# Rigs next week, need a couple folks



## sniperpeeps (Mar 5, 2011)

Planning a rig trip for next week, weather permitting. I need two, maybe 3 guys to go with and split fuel and expenses. Plan will be to leave mid-morning on day one, return mid-morning the next day. Fuel costs will run about 175-200 each, depending on how much running we end up doing. Offshore experience would be preferred, I plan on going with 4 of us so everyone needs to know what they are doing preferably. If you have your own gear that would be a plus also. May drift for swords if we can put some tuna in the box early on. Hoping to leave Monday, come back Tues if the weather allows. Otherwise, whatever weather window we get we will take next week.


----------



## chodges (Jan 30, 2011)

What boat are you running?


----------



## sniperpeeps (Mar 5, 2011)

chodges said:


> What boat are yor running out?



26 ft CC w/ twin yami 200's


----------



## chodges (Jan 30, 2011)

Are you guys still having good action out there? I've always wanted to hit the rigs before I leave pensacola. Where will you be running from?


----------



## sniperpeeps (Mar 5, 2011)

chodges said:


> Are you guys still having good action out there? I've always wanted to hit the rigs before I leave pensacola. Where will you be running from?


I haven't been out there since November, finally starting to get some good weather though so it will be a regular trip once the weather normalizes. I wouldn't spend the money on going out there if I didn't think I would catch fish. We will be putting in in Pensacola or gulf breeze, have not decided.
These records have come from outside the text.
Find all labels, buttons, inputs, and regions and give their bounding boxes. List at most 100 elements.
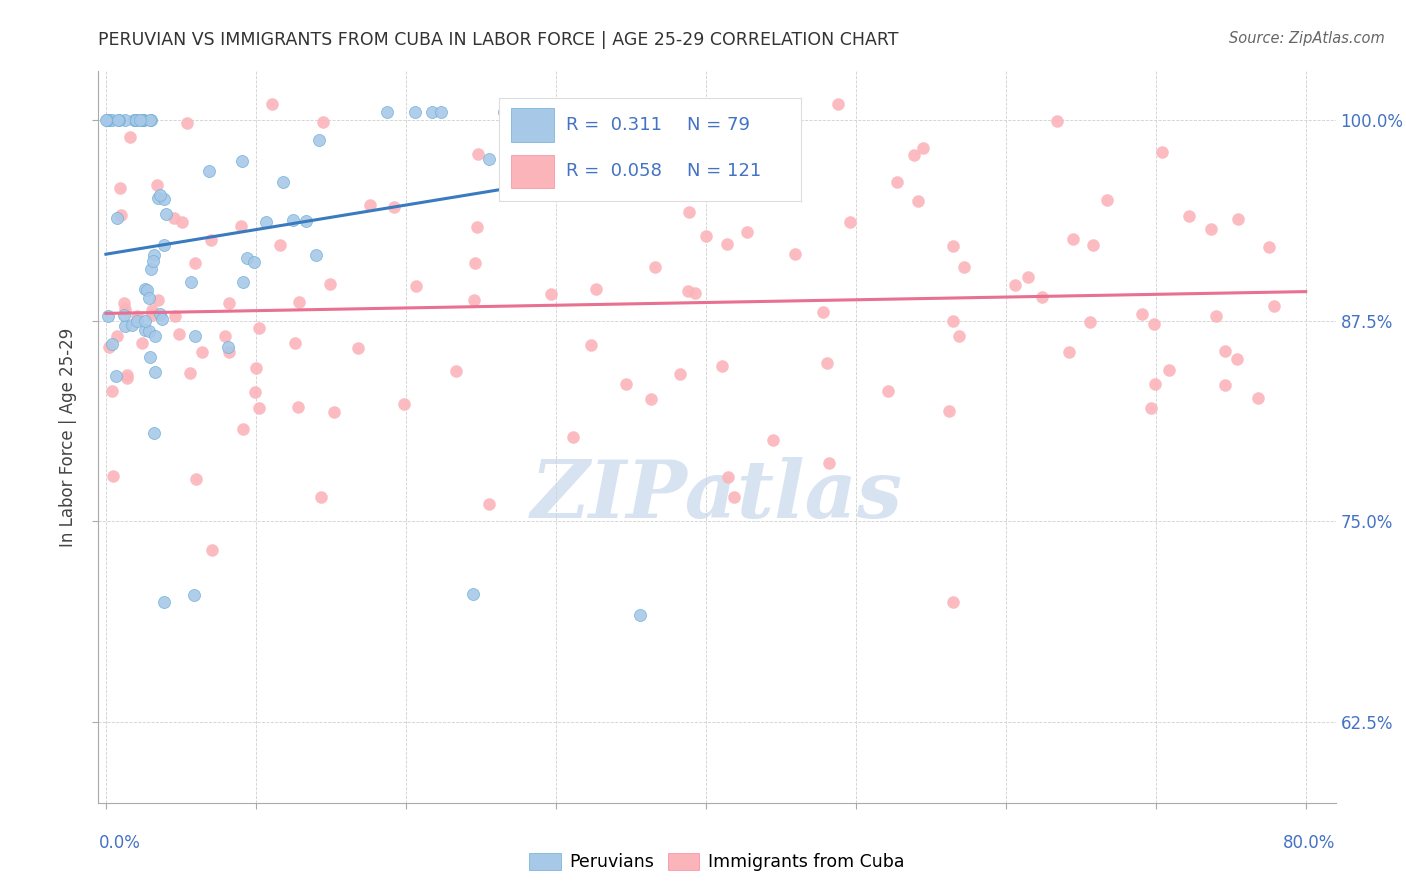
Point <box>678 204 700 219</box>
Point <box>138 291 160 305</box>
Point <box>911 141 934 155</box>
Point <box>711 359 734 373</box>
Point <box>152 238 174 252</box>
Point <box>149 187 172 202</box>
Point <box>657 164 679 178</box>
Point <box>1139 401 1161 415</box>
Point <box>907 194 929 209</box>
Point <box>121 318 143 332</box>
Point <box>134 323 156 337</box>
Point <box>813 305 835 319</box>
Point <box>308 133 330 147</box>
Point <box>231 154 253 169</box>
Point <box>735 225 758 239</box>
Text: 80.0%: 80.0% <box>1284 834 1336 852</box>
Point <box>1004 278 1026 293</box>
Point <box>942 239 965 253</box>
Point <box>948 328 970 343</box>
Point <box>547 182 569 196</box>
Point <box>717 470 740 484</box>
Point <box>1031 290 1053 304</box>
Text: N = 79: N = 79 <box>686 116 749 135</box>
Point <box>155 206 177 220</box>
Point <box>232 422 254 436</box>
Point <box>152 595 174 609</box>
Point <box>141 302 163 317</box>
Point <box>444 364 467 378</box>
Point <box>465 220 488 235</box>
Point <box>245 384 267 399</box>
Point <box>1226 351 1249 366</box>
Point <box>591 109 613 123</box>
Bar <box>512 108 554 142</box>
Point <box>575 104 598 119</box>
Point <box>142 426 165 441</box>
Point <box>271 175 294 189</box>
Point <box>478 152 501 166</box>
Point <box>167 327 190 342</box>
Point <box>1017 269 1039 284</box>
Point <box>430 104 453 119</box>
Point <box>129 112 152 127</box>
Point <box>150 312 173 326</box>
Point <box>229 219 252 234</box>
Point <box>170 215 193 229</box>
Point <box>134 314 156 328</box>
Point <box>783 247 806 261</box>
Point <box>127 313 149 327</box>
Point <box>124 112 146 127</box>
Point <box>561 430 583 444</box>
Point <box>540 287 562 301</box>
Point <box>758 104 780 119</box>
Point <box>125 309 148 323</box>
Point <box>641 104 664 119</box>
Point <box>138 112 160 127</box>
Point <box>98 341 121 355</box>
Point <box>295 214 318 228</box>
Point <box>838 215 860 229</box>
Point <box>184 329 207 343</box>
Point <box>762 433 785 447</box>
Point <box>723 490 745 504</box>
Point <box>1199 221 1222 235</box>
Point <box>149 307 172 321</box>
Text: R =  0.058: R = 0.058 <box>565 162 661 180</box>
Point <box>247 401 270 415</box>
Point <box>464 255 486 269</box>
Point <box>131 112 153 127</box>
Point <box>135 283 157 297</box>
Point <box>103 469 125 483</box>
Text: 0.0%: 0.0% <box>98 834 141 852</box>
Point <box>242 255 264 269</box>
Point <box>134 282 156 296</box>
Point <box>143 329 166 343</box>
Point <box>96 112 118 127</box>
Text: R =  0.311: R = 0.311 <box>565 116 662 135</box>
Point <box>716 237 738 252</box>
Point <box>232 275 254 289</box>
Point <box>579 338 602 352</box>
Point <box>247 321 270 335</box>
Point <box>256 215 278 229</box>
Point <box>683 156 706 170</box>
Point <box>105 329 128 343</box>
Point <box>146 178 169 193</box>
Point <box>115 368 138 382</box>
Point <box>115 370 138 384</box>
Point <box>305 248 328 262</box>
Point <box>139 112 162 127</box>
Point <box>461 587 484 601</box>
Point <box>876 384 898 398</box>
Text: Source: ZipAtlas.com: Source: ZipAtlas.com <box>1229 31 1385 46</box>
Point <box>640 392 662 406</box>
Point <box>122 112 145 127</box>
Point <box>359 198 381 212</box>
Point <box>190 345 212 359</box>
Point <box>628 608 651 623</box>
Point <box>1205 309 1227 323</box>
Point <box>676 104 699 119</box>
Point <box>543 170 565 185</box>
Point <box>112 295 135 310</box>
Point <box>179 366 201 380</box>
Point <box>288 294 311 309</box>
Some things you should know about going if you are considering it, especially on a small boat. Number one, sleep is few and far between. It's possible to catch a small nap here and there, but for the most part it's pretty constant fishing from the time we hit 200 feet of water and farther. There is no bed and no cabin, there is a head onboard but it's an emergency, have to go or you will poop you pants head because once someone uses it we pretty much will have to smell it for the rest of the trip. It's some of the most fun and best fishing you can do, but it is hard on your body.


----------



## fossil (Mar 2, 2008)

I just wish you were going on Thursday instead of Monday...


----------



## sniperpeeps (Mar 5, 2011)

fossil said:


> I just wish you were going on Thursday instead of Monday...


Me too, my wife and kid are going out of town on Monday of next week though, kid of clears me up plus I have some rigging to get done on the boat:thumbup:


----------



## Lucky Pink Bucket (Jun 24, 2010)

Sniperpeeps,

I would love to go but I will be on leave fishing down in the keys. If you make any future trips I would definitely be interested. I am stationed at Eglin and it is usually easy for me to get time off on short notice. I have not tuna fished much but have caught a few blackfins. I mostly mahi/wahoo or bottom fish when offshore. I could supply plenty of Penn spinning outfits for pitching to mahi or whatever in the warmer months but no tuna gear. And of course, my fair share for fuel, bait, and expenses. If you need someone in the future let me know. Will


----------



## MillerTime (Jul 6, 2011)

Adam, did you get a new boat?


----------



## sniperpeeps (Mar 5, 2011)

MillerTime said:


> Adam, did you get a new boat?


:no:....got to get the outriggers rigged this week


----------



## GASeminole (Aug 15, 2011)

Sick!


----------